OBJECTIVE:Red cell distribution width (RDW) and neutrophil to lymphocyte ratio (NLR) have been found to be associated with non-valvular atrial fibrillation (AF) and cardiovascular diseases. However, correlation of these parameters with presence of left atrial (LA) thrombus and/or spontaneous echo contrast (SEC) in patients with non-valvular AF has not been clarified.
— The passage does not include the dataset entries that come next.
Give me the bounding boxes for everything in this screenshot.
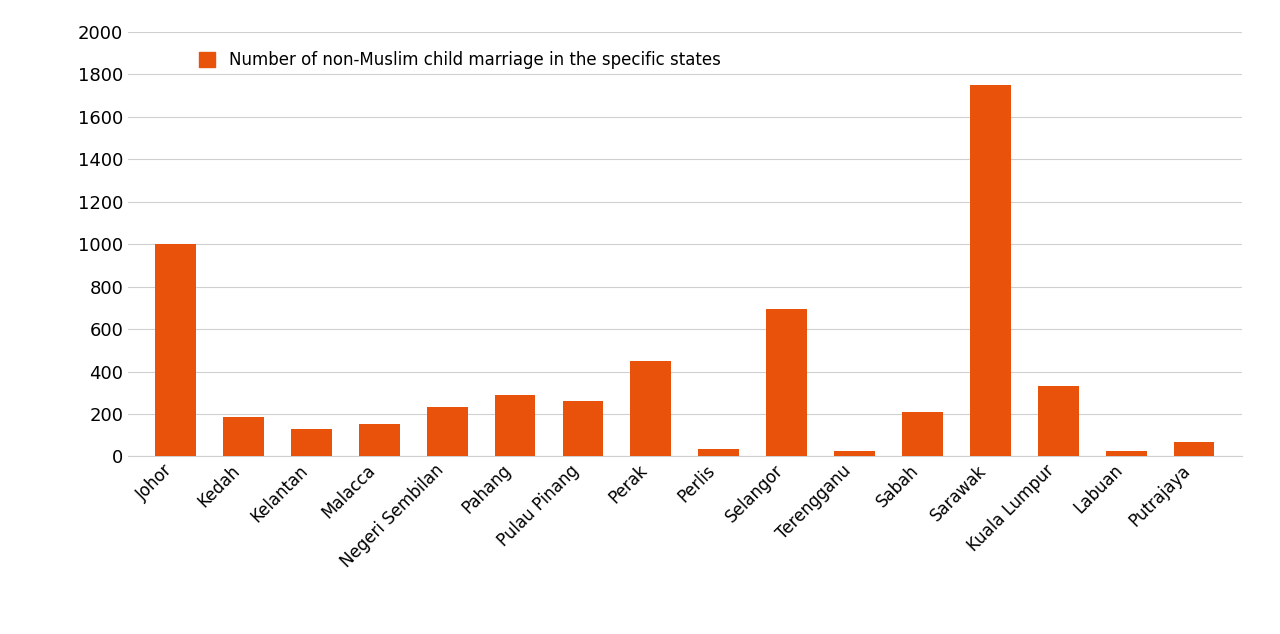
Bar (291, 429, 332, 456)
Bar (970, 85, 1011, 456)
Bar (1106, 451, 1147, 456)
Bar (699, 449, 739, 456)
Bar (902, 412, 943, 456)
Bar (223, 417, 264, 456)
Bar (155, 244, 196, 456)
Bar (494, 395, 535, 456)
Bar (631, 361, 671, 456)
Bar (767, 309, 806, 456)
Bar (835, 451, 876, 456)
Bar (1038, 386, 1079, 456)
Legend: Number of non-Muslim child marriage in the specific states: Number of non-Muslim child marriage in t… (192, 44, 727, 75)
Bar (1174, 442, 1215, 456)
Bar (358, 424, 399, 456)
Bar (563, 401, 603, 456)
Bar (426, 406, 467, 456)
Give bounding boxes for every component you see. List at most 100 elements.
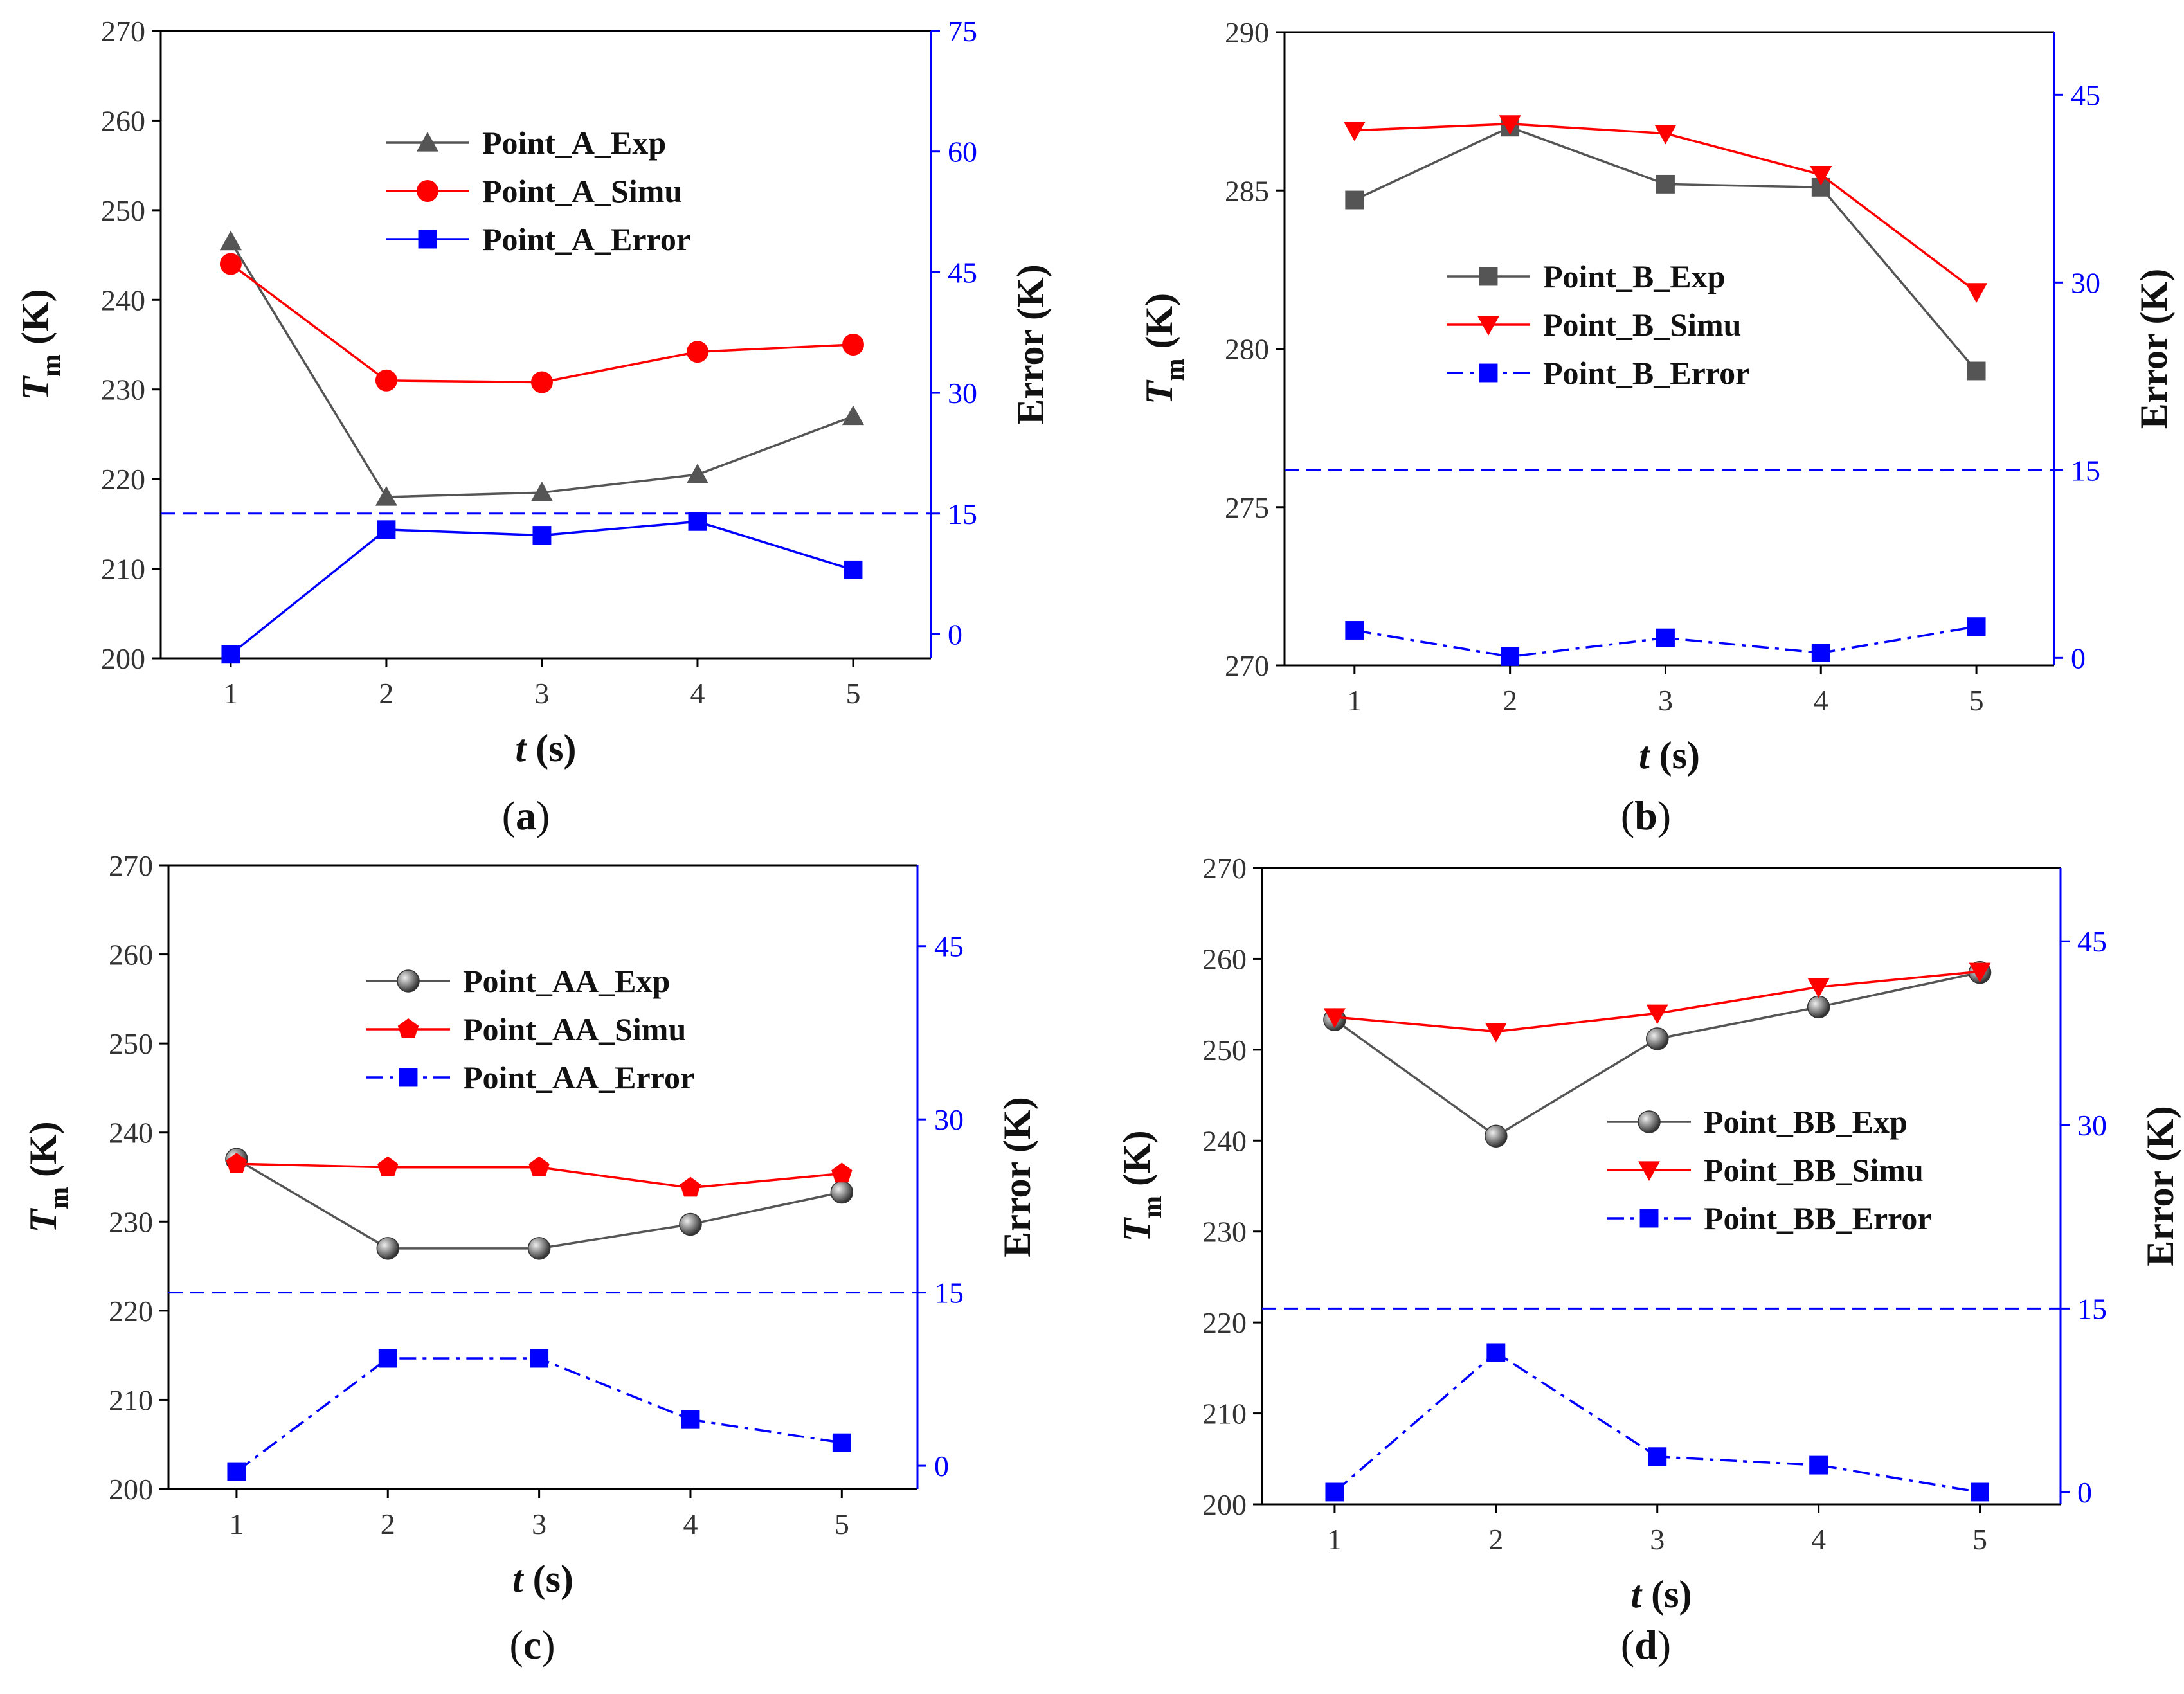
data-point-Point_A_Simu: [842, 334, 864, 356]
x-tick-label: 5: [1969, 684, 1984, 717]
data-point-Point_A_Exp: [842, 405, 864, 426]
y2-tick-label: 30: [2077, 1109, 2107, 1142]
y2-axis-title: Error (K): [2139, 1106, 2181, 1266]
data-point-Point_BB_Simu: [1969, 962, 1991, 983]
data-point-Point_B_Simu: [1965, 283, 1988, 303]
y2-axis-title: Error (K): [2133, 269, 2175, 429]
data-point-Point_A_Exp: [530, 482, 553, 501]
y2-tick-label: 0: [2077, 1476, 2092, 1509]
y2-axis-title-group: Error (K): [2133, 269, 2175, 429]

This study was an investigation of correlation of RDW, NLR, and clinical risk factors with LA thrombus and dense SEC in patients with non-valvular AF in the Turkish population.METHODS:The demographic, laboratory, and echocardiographic properties of 619 non-valvular AF patients who underwent transesophageal echocardiography (TEE) examination before direct current cardioversion (DCCV) or AF ablation treatment were retrospectively investigated. Complete blood count (CBC) and biochemical parameters were studied 6 to 12 hours before TEE examination. Left atrial stasis (LAS) markers were noted as presence of left atrial/left atrial appendage (LA/LAA) thrombus or dense spontaneous echo contrast (DSEC).RESULTS:Total of 325 (52%) patients with LAS were compared with 294 patients (48%) without LAS. In the LAS group, there were 274 (84%) patients with LA/LAA thrombus and 51 (16%) patients with DSEC. LAS (+) group, values for RDW (14.85±1.48 vs. 13.77±1.30; p<0.01), NLR (2.38 [1.58], vs. 2.10 [1.35]; p<0.01) and C-reactive protein (0.95 [0.61] vs. 0.88 [0.60] mg/L; p<0.01) were significantly higher than seen in LAS (-) group. In multivariate regression analysis, increased level of RDW, age, male gender, heart failure, duration of AF >6 months, and international normalized ratio <2 were independently correlated with presence of LAS.CONCLUSION:Our study indicated that increased level of RDW is independently correlated with higher risk for development of LAS in patients with non-valvular AF.